Deere bought a Silicon Valley-based company called Blue River Technology in 2017. They’re focused on exactly that, on leveraging computer vision and machine learning to differentiate between a weed and a healthy plant. We’re on a path to reduce herbicide applications by as much as 80 or 90%, because instead of broadcasting we’re literally managing at the plant level and only spraying the weeds. If you think about agriculture, we’ve gone from managing at the farm level to the field level, to the subfield level, because of GPS, automation, because of cloud-based computing and data management. The next decade is all about moving from the subfield level to plant level management, making sure that every seed gets placed perfectly, making sure that every weed is killed and every plant is nurtured individually. And then at the end of the season, we can harvest the entire crop efficiently.

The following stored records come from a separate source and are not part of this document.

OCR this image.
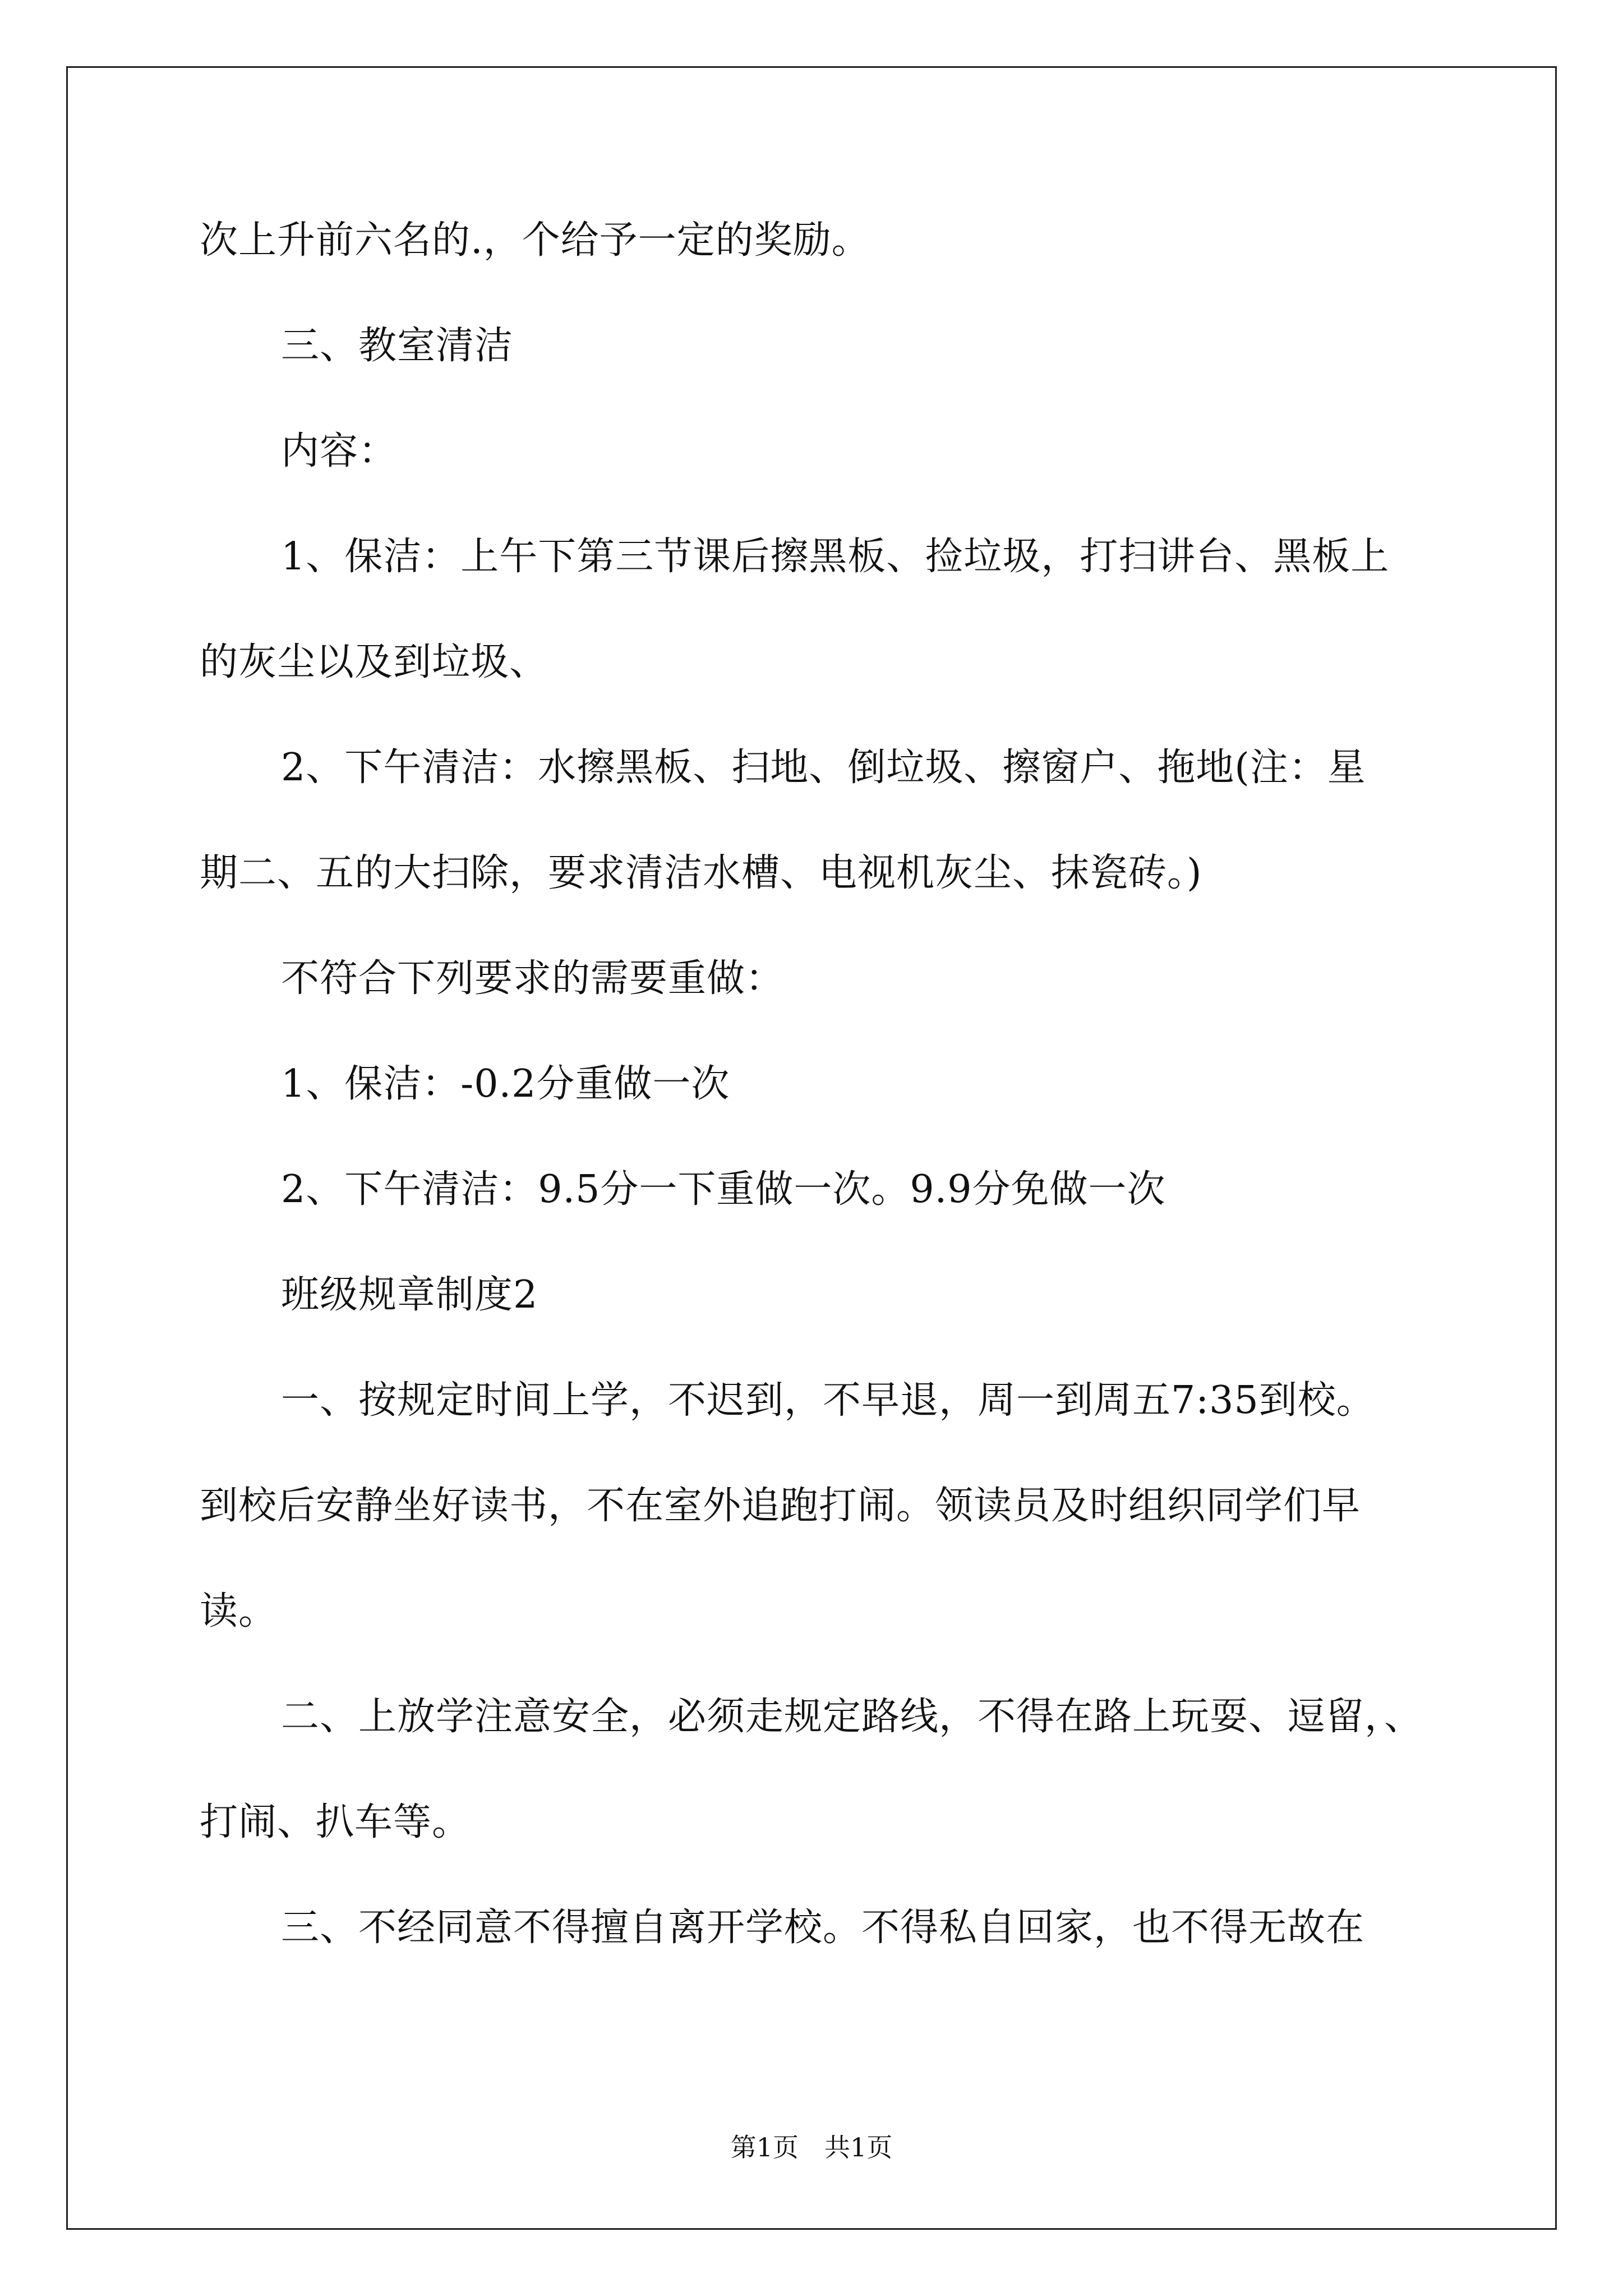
次上升前六名的.，个给予一定的奖励。
三、教室清洁
内容：
1、保洁：上午下第三节课后擦黑板、捡垃圾，打扫讲台、黑板上
的灰尘以及到垃圾、
2、下午清洁：水擦黑板、扫地、倒垃圾、擦窗户、拖地(注：星
期二、五的大扫除，要求清洁水槽、电视机灰尘、抹瓷砖。)
不符合下列要求的需要重做：
1、保洁：-0.2分重做一次
2、下午清洁：9.5分一下重做一次。9.9分免做一次
班级规章制度2
一、按规定时间上学，不迟到，不早退，周一到周五7:35到校。
到校后安静坐好读书，不在室外追跑打闹。领读员及时组织同学们早
读。
二、上放学注意安全，必须走规定路线，不得在路上玩耍、逗留，、
打闹、扒车等。
三、不经同意不得擅自离开学校。不得私自回家，也不得无故在
第1页　共1页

Do you see much technology sharing with the on-road commercial vehicle sector for autonomous solutions?
Part of the reason that agriculture will be able to drive autonomy into the future is because vehicles will help us keep the costs of the infrastructure required in check. Agriculture also is in a unique position that maybe allows us to do it at scale faster because we are managing in very distinct plots of land without a lot of people running around. From a safety perspective, we know we have to borrow perception systems and obstacle-avoidance systems from other industries, but that we possibly have opportunities to use them at higher scale.

Now, the thing that makes it harder for us is we’re not just trying to get from point A to point B safely. We’re trying to do that and execute a job – placing hundreds of seeds per second at two inches deep, two inches apart from each other, which isn’t an easy thing to do. There’s a lot of instinct and monitoring that the operator does in the cab of a tractor or combine or sprayer today. Agriculture can’t move to autonomous solutions until we’re confident that they can do the job as good if not better than an operated vehicle. That challenge is a big one for us, because there’s a tremendous amount of automation of jobs that we’re executing beyond just driving.

What’s the timeline for when autonomous systems approach the same level as human operations?
Some jobs are easier to do it on than others. In the coming years we will see some agricultural jobs become autonomous-ready. There are solutions out there already. In 2001, we demonstrated an autonomous orchard tractor, so we’ve been ideating about this for two decades. Yet, it’s not here. But because all of the technology converging – persistent 5G connectivity, the cloud, GPS – and because of all the automation we’ve already been doing that’s valuable even with an operator in the seat, we’re getting closer to it every day.